I can’t really say I started this dress with any real direction in mind. Originally, I wanted the contrast to be turquoise, but when I actually got the fabrics side-by-side, I didn’t like the look of the two colors together… too light for my tastes. Navy seemed like the perfect choice (and yes – that’s navy. I know it looks black, but it’s navy.). I used leftover navy cotton sateen from my lace trench (I swear, that fabric… it’s like the gift that keeps on giving. I STILL HAVE MORE OF IT, TOO) and made a few yards of bias tape to enclose all the edges along the top of the dress. I actually applied all this bias tape by hand, so the stitches would be invisible. I think it adds a bit of polish to the overall effect, even if it did mean making this dress took twice as long. I also applied a strip of interfacing to each diagonal edge, as well as staystitching, to make sure the edges don’t get distorted over time.

Bicycly Belladone

Of course, taking a light dress and adding dark trim to the bodice meant that the thing ended up looking top-heavy. I added more dark contrast to the waistband, as well as a couple of inches above the hem, which I think ties the dress together. To finish, I added 2 self-covered buttons at the center front.

Bicycly Belladone

It’s so perfect, I could marry it.

Bicycly Belladone

And the back! Don’t you love the back!?

Bicycly Belladone

One more picture, sorry 🙂

Bicycly Belladone

Here you can see the bicycles! Aren’t they sweet 🙂

Bicycly Belladone

Since I’d already made this pattern before, I didn’t need to make any major modifications (other than the aforementioned contrast additions). I did sew the side seams at the waist with a 1/2″ seam allowance (instead of the pattern’s 5/8″); I noticed that my stripey dress can get a little tight if I’ve eaten a lot of food, so an extra bit of wiggle room is appreciated 🙂

Bicycly Belladone

I also pressed the pleats so they were centered over the stitching lines (instead of pressed to one side). This gives them more of a box-pleat look, as opposed to a soft tuck.

Bicycly Belladone

Can you see the stitching on the outside, huh, can you? NEITHER CAN I!

Bicycly Belladone

Bicycly Belladone

The inside waistband is faced with more bicycles 🙂 And yay, yellow zipper!

Bicycly Belladone

Sewing that strip of navy around the bottom was super easy.
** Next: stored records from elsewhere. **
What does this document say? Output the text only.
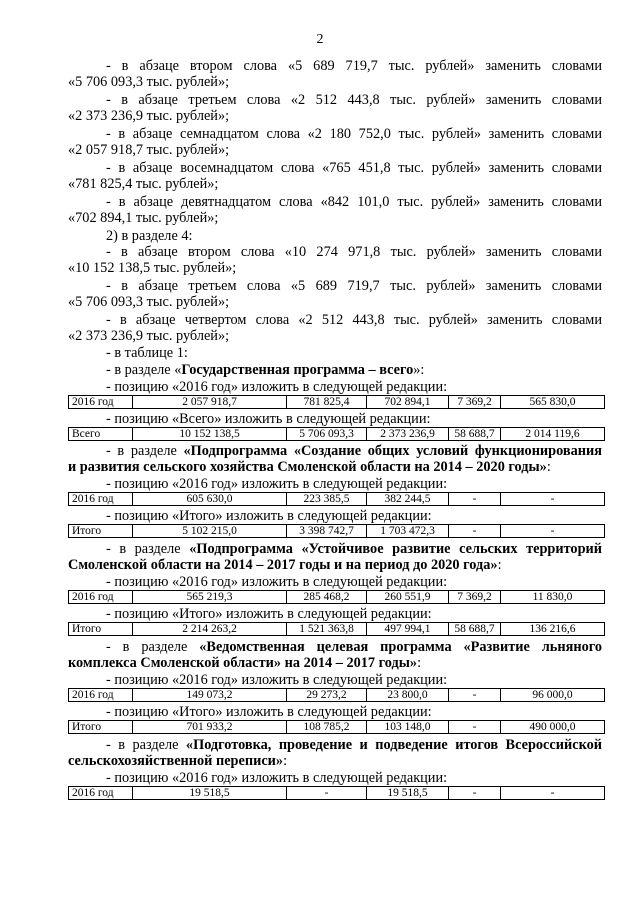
2
- в абзаце втором слова «5 689 719,7 тыс. рублей» заменить словами
«5 706 093,3 тыс. рублей»;
- в абзаце третьем слова «2 512 443,8 тыс. рублей» заменить словами
«2 373 236,9 тыс. рублей»;
- в абзаце семнадцатом слова «2 180 752,0 тыс. рублей» заменить словами
«2 057 918,7 тыс. рублей»;
- в абзаце восемнадцатом слова «765 451,8 тыс. рублей» заменить словами
«781 825,4 тыс. рублей»;
- в абзаце девятнадцатом слова «842 101,0 тыс. рублей» заменить словами
«702 894,1 тыс. рублей»;
2) в разделе 4:
- в абзаце втором слова «10 274 971,8 тыс. рублей» заменить словами
«10 152 138,5 тыс. рублей»;
- в абзаце третьем слова «5 689 719,7 тыс. рублей» заменить словами
«5 706 093,3 тыс. рублей»;
- в абзаце четвертом слова «2 512 443,8 тыс. рублей» заменить словами
«2 373 236,9 тыс. рублей»;
- в таблице 1:
- в разделе «Государственная программа – всего»:
- позицию «2016 год» изложить в следующей редакции:
2016 год	2 057 918,7	781 825,4	702 894,1	7 369,2	565 830,0
- позицию «Всего» изложить в следующей редакции:
Всего	10 152 138,5	5 706 093,3	2 373 236,9	58 688,7	2 014 119,6
- в разделе «Подпрограмма «Создание общих условий функционирования
и развития сельского хозяйства Смоленской области на 2014 – 2020 годы»:
- позицию «2016 год» изложить в следующей редакции:
2016 год	605 630,0	223 385,5	382 244,5	-	-
- позицию «Итого» изложить в следующей редакции:
Итого	5 102 215,0	3 398 742,7	1 703 472,3	-	-
- в разделе «Подпрограмма «Устойчивое развитие сельских территорий
Смоленской области на 2014 – 2017 годы и на период до 2020 года»:
- позицию «2016 год» изложить в следующей редакции:
2016 год	565 219,3	285 468,2	260 551,9	7 369,2	11 830,0
- позицию «Итого» изложить в следующей редакции:
Итого	2 214 263,2	1 521 363,8	497 994,1	58 688,7	136 216,6
- в разделе «Ведомственная целевая программа «Развитие льняного
комплекса Смоленской области» на 2014 – 2017 годы»:
- позицию «2016 год» изложить в следующей редакции:
2016 год	149 073,2	29 273,2	23 800,0	-	96 000,0
- позицию «Итого» изложить в следующей редакции:
Итого	701 933,2	108 785,2	103 148,0	-	490 000,0
- в разделе «Подготовка, проведение и подведение итогов Всероссийской
сельскохозяйственной переписи»:
- позицию «2016 год» изложить в следующей редакции:
2016 год	19 518,5	-	19 518,5	-	-
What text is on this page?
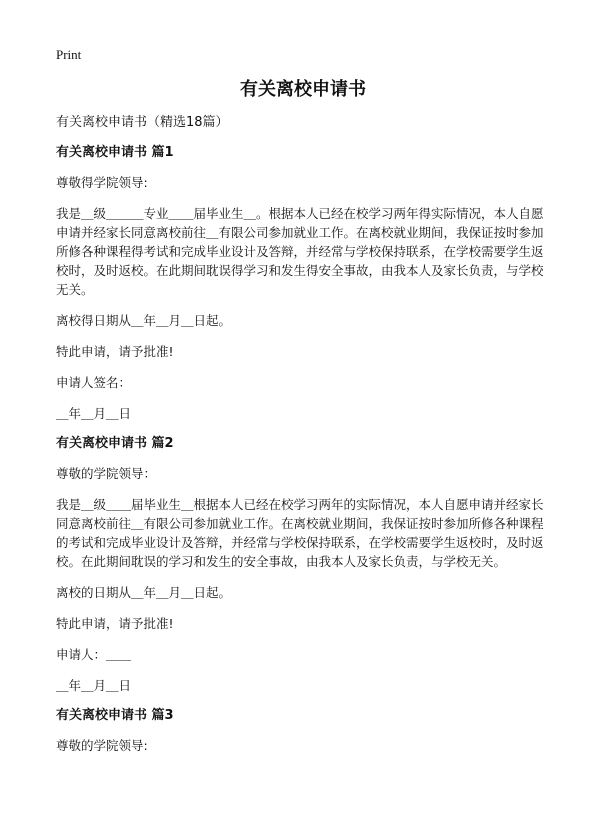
Print
有关离校申请书
有关离校申请书（精选18篇）
有关离校申请书 篇1

尊敬得学院领导:

我是＿级＿＿＿专业＿＿届毕业生＿。根据本人已经在校学习两年得实际情况，本人自愿申请并经家长同意离校前往＿有限公司参加就业工作。在离校就业期间，我保证按时参加所修各种课程得考试和完成毕业设计及答辩，并经常与学校保持联系，在学校需要学生返校时，及时返校。在此期间耽误得学习和发生得安全事故，由我本人及家长负责，与学校无关。

离校得日期从＿年＿月＿日起。

特此申请，请予批准!

申请人签名：

＿年＿月＿日

有关离校申请书 篇2

尊敬的学院领导：

我是＿级＿＿届毕业生＿根据本人已经在校学习两年的实际情况，本人自愿申请并经家长同意离校前往＿有限公司参加就业工作。在离校就业期间，我保证按时参加所修各种课程的考试和完成毕业设计及答辩，并经常与学校保持联系，在学校需要学生返校时，及时返校。在此期间耽误的学习和发生的安全事故，由我本人及家长负责，与学校无关。

离校的日期从＿年＿月＿日起。

特此申请，请予批准!

申请人：＿＿

＿年＿月＿日

有关离校申请书 篇3

尊敬的学院领导:
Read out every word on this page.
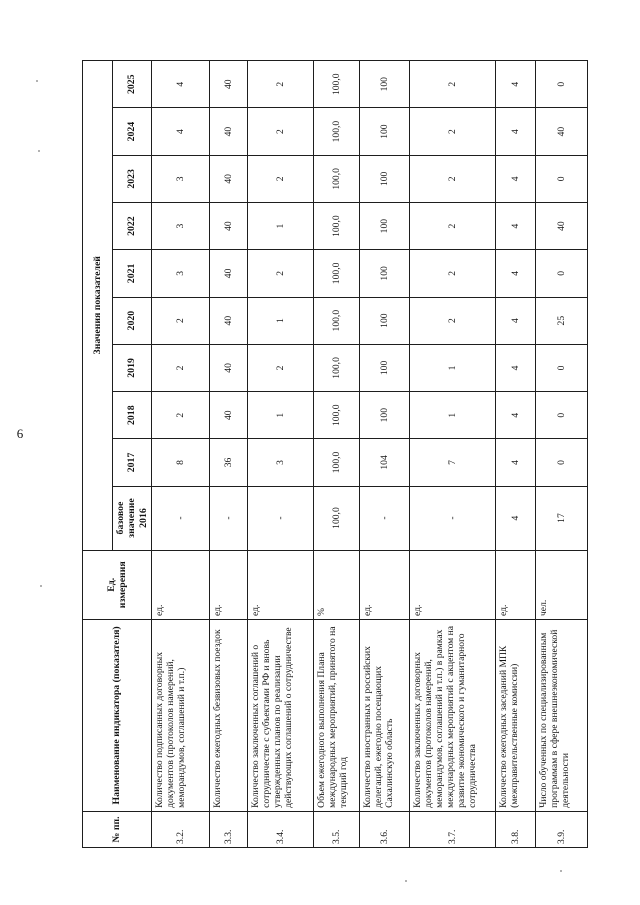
6
№ пп.	Наименование индикатора (показателя)	Ед. измерения	Значения показателей									
			базовое значение 2016	2017	2018	2019	2020	2021	2022	2023	2024	2025
3.2.	Количество подписанных договорных документов (протоколов намерений, меморандумов, соглашений и т.п.)	ед.	-	8	2	2	2	3	3	3	4	4
3.3.	Количество ежегодных безвизовых поездок	ед.	-	36	40	40	40	40	40	40	40	40
3.4.	Количество заключенных соглашений о сотрудничестве с субъектами РФ и вновь утвержденных планов по реализации действующих соглашений о сотрудничестве	ед.	-	3	1	2	1	2	1	2	2	2
3.5.	Объем ежегодного выполнения Плана международных мероприятий, принятого на текущий год	%	100,0	100,0	100,0	100,0	100,0	100,0	100,0	100,0	100,0	100,0
3.6.	Количество иностранных и российских делегаций, ежегодно посещающих Сахалинскую область	ед.	-	104	100	100	100	100	100	100	100	100
3.7.	Количество заключенных договорных документов (протоколов намерений, меморандумов, соглашений и т.п.) в рамках международных мероприятий с акцентом на развитие экономического и гуманитарного сотрудничества	ед.	-	7	1	1	2	2	2	2	2	2
3.8.	Количество ежегодных заседаний МПК (межправительственные комиссии)	ед.	4	4	4	4	4	4	4	4	4	4
3.9.	Число обученных по специализированным программам в сфере внешнеэкономической деятельности	чел.	17	0	0	0	25	0	40	0	40	0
I sewed on my hem facing as usual, then centered the seam binding over the stitching and stitched it down on both sides.

Bicycly Belladone

Working with this fabric was an absolute dream – and wearing it is even better 🙂 I know Spoonflower’s fabrics tend to skew toward the pricey side, but this is some good stuff – organic cotton sateen with the subtlest sheen, the colors are rich and saturated, and it’s very easy to sew and press. Plus, the design choices! Gah!

Bicycly Belladone

Thank you again, Giusy, for the amazing fabric! If anyone was wondering… yes, I have taken this dress for a bike ride, and yes, it was a little magical 😉

One last thing – and I swear, it’s important – I just heard through the grapevine that Colette Patterns is running in second place in the Martha Stewart American Made Competition. The #1 spot is currently being held by a scrapbooking company, boo! If you’ve got a minute to spare, go vote for them (you can login with your Facebook if you’re lazy like me, and you do not have to be a US resident to cast a vote!). Colette Patterns will be dumping the entire $10k prize back into their employees as bonuses, which is pretty fucking amazing and I think totally deserving of winning. Plus, do we really want to see them get beat out by a scrapbooking company? NOPE!